Debug builds will usually use more memory than optimized builds due to the debug heap manager doing things like creating memory fences.
In release builds, I suspect that the heap manager reserves more memory than you are actually using as a performance optimization.
Memory Leak
package = new size_type[howMany]; // instantiate 50,000 size_type's
for( unsigned int i = 0; i < howMany; ++i )
{
size_type *me = new size_type; // Leak: results in an extra 50k size_type's being instantiated
*me = 33;
package[i] = *me; // Set a non-pointer to what is at the address of pointer "me"
// Would package[i] = 33; not suffice?
}
Furthermore, make sure you've compiled in release mode
There might be a couple reasons why you're seeing such a large memory footprint from your test program. Inside your
void size_check::stuff_me( unsigned int howMany )
{
This method is always getting called with howMany = 50000.

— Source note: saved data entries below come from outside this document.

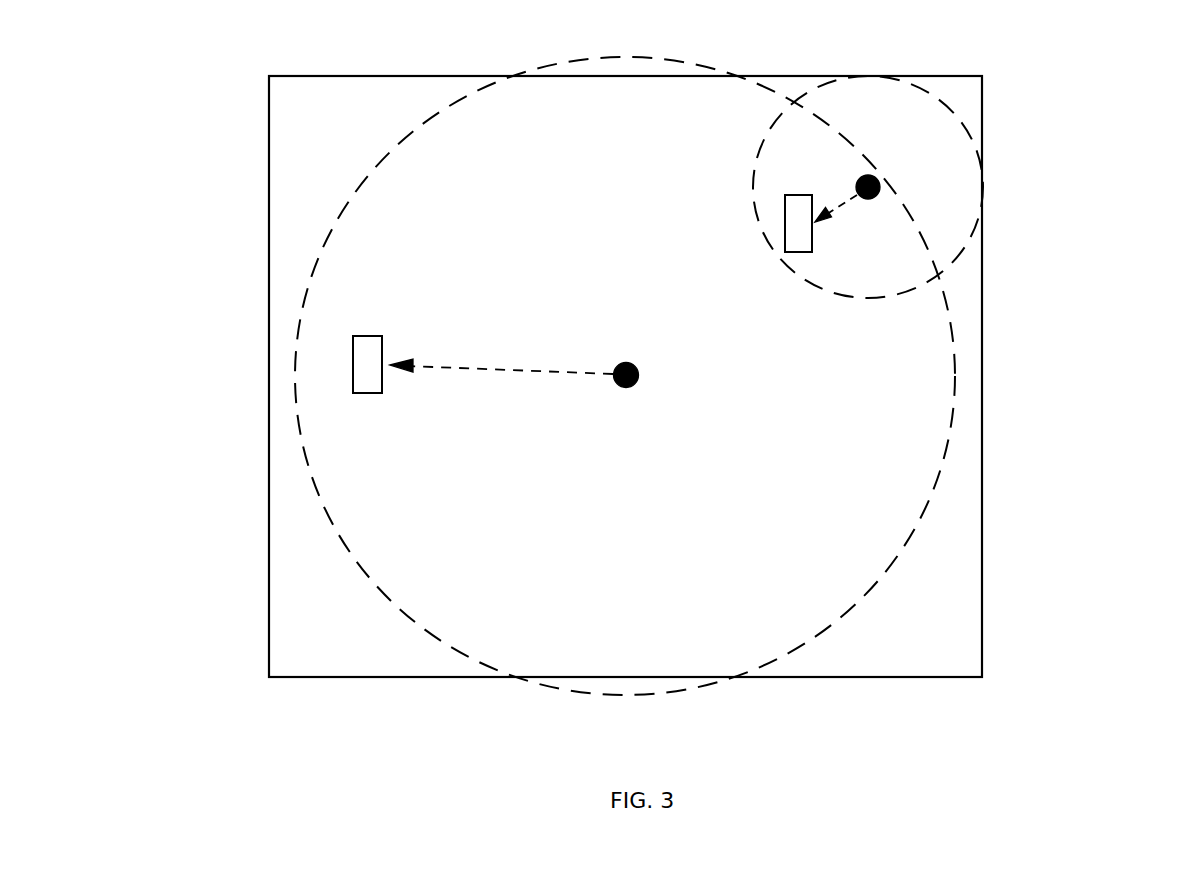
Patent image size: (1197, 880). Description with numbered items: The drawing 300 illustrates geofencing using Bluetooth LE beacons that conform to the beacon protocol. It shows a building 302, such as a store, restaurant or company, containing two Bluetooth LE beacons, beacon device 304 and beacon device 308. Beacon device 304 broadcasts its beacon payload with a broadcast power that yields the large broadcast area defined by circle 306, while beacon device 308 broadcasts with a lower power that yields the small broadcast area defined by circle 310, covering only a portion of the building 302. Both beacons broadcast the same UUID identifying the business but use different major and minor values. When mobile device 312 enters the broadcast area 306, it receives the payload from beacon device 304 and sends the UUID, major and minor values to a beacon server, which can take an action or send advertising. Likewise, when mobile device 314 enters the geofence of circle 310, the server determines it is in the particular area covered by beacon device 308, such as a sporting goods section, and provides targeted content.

The drawing 300 is at (1134, 118).
The building 302 is at (269, 175).
The beacon device 304 is at (637, 369).
The circle 306 is at (330, 520).
The beacon device 308 is at (868, 200).
The circle 310 is at (753, 178).
The mobile device 312 is at (382, 348).
The mobile device 314 is at (784, 251).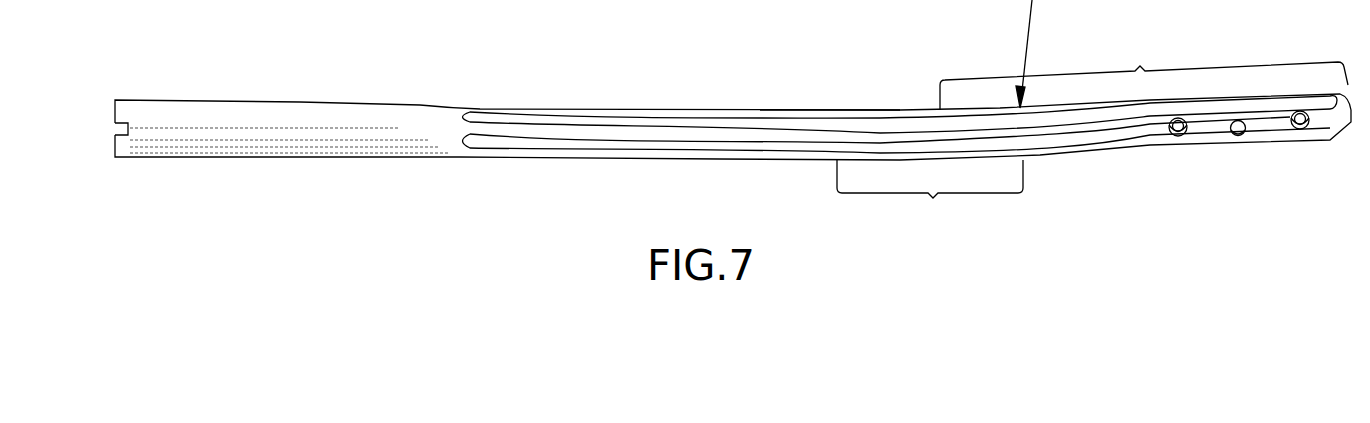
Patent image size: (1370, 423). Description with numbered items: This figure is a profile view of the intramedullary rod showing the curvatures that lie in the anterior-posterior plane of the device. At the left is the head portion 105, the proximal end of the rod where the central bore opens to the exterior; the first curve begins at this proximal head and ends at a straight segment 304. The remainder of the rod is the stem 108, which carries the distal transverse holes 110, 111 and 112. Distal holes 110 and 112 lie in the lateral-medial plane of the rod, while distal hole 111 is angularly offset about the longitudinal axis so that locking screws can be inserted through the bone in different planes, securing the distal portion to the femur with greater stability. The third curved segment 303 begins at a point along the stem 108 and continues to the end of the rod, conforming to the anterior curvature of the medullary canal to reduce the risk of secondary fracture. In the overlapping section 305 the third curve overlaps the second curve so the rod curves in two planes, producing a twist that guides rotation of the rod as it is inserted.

package = new size_type[howMany];
Assuming this is on a 32-bit setup the above statement will allocate 50,000 * 4 bytes.
for( unsigned int i = 0; i < howMany; ++i )
{
size_type *me = new size_type;
The above will allocate new storage on each iteration of the loop. Since this loops 50,000 and the allocation never gets deleted that effectively takes up another 50,000 * 4 bytes upon loop completion.
*me = 33;
package[i] = *me;
}
}
Lastly, since stuff_me() gets called 20 times from main() your program would have allocated at least ~8Mbytes upon completion. If this is on a 64-bit system than the footprint will likely double since sizeof(long) == 8bytes.
The increase in memory consumption could have something to do with the way VS implements dynamic allocation. For performance reasons, it's possible that due to the multiple calls to new your program is reserving extra memory so as to avoid hitting up the OS everytime it needs more.
FYI, when I ran your test program on mingw-gcc 4.5.2, the memory consumption was ~20Mbytes -- much lower than what you were seeing but still a substantial amount. If I changed the stuff_me method to this:
void size_check::stuff_me( unsigned int howMany )
{
package = new size_type[howMany];
size_type *me = new size_type;
for( unsigned int i = 0; i < howMany; ++i )
{
*me = 33;
package[i] = *me;
}
delete me;
}
memory consumption goes down quite a bit down to ~4-5mbytes.
I think I found the answer by delving into the new statement. In debug builds there are two items that are created when you do a new. One is _CrtMemBlockHeader which is 32 bytes in length. The other is noMansLand (a memory fence) with a size of 4 bytes which gives us an overhead of 36 bytes for each new. In my case each individual new for a char was costing me 37 bytes. In release builds the memory usage is reduced to about 1/2 but I can't tell exactly how much is allocated for each new as I can't get to the new/malloc routine.
So my work around is to allocate a large block of memory to hold the file in memory. Then parse the memory image filling in a vector of pointers to the beginning of each of the records. Then on demand, I build a record from the memory image using the pointer to the beginning of the selected record. Doing this reduced the memory footprint to <25MB.
Thanks for all your help and suggestions.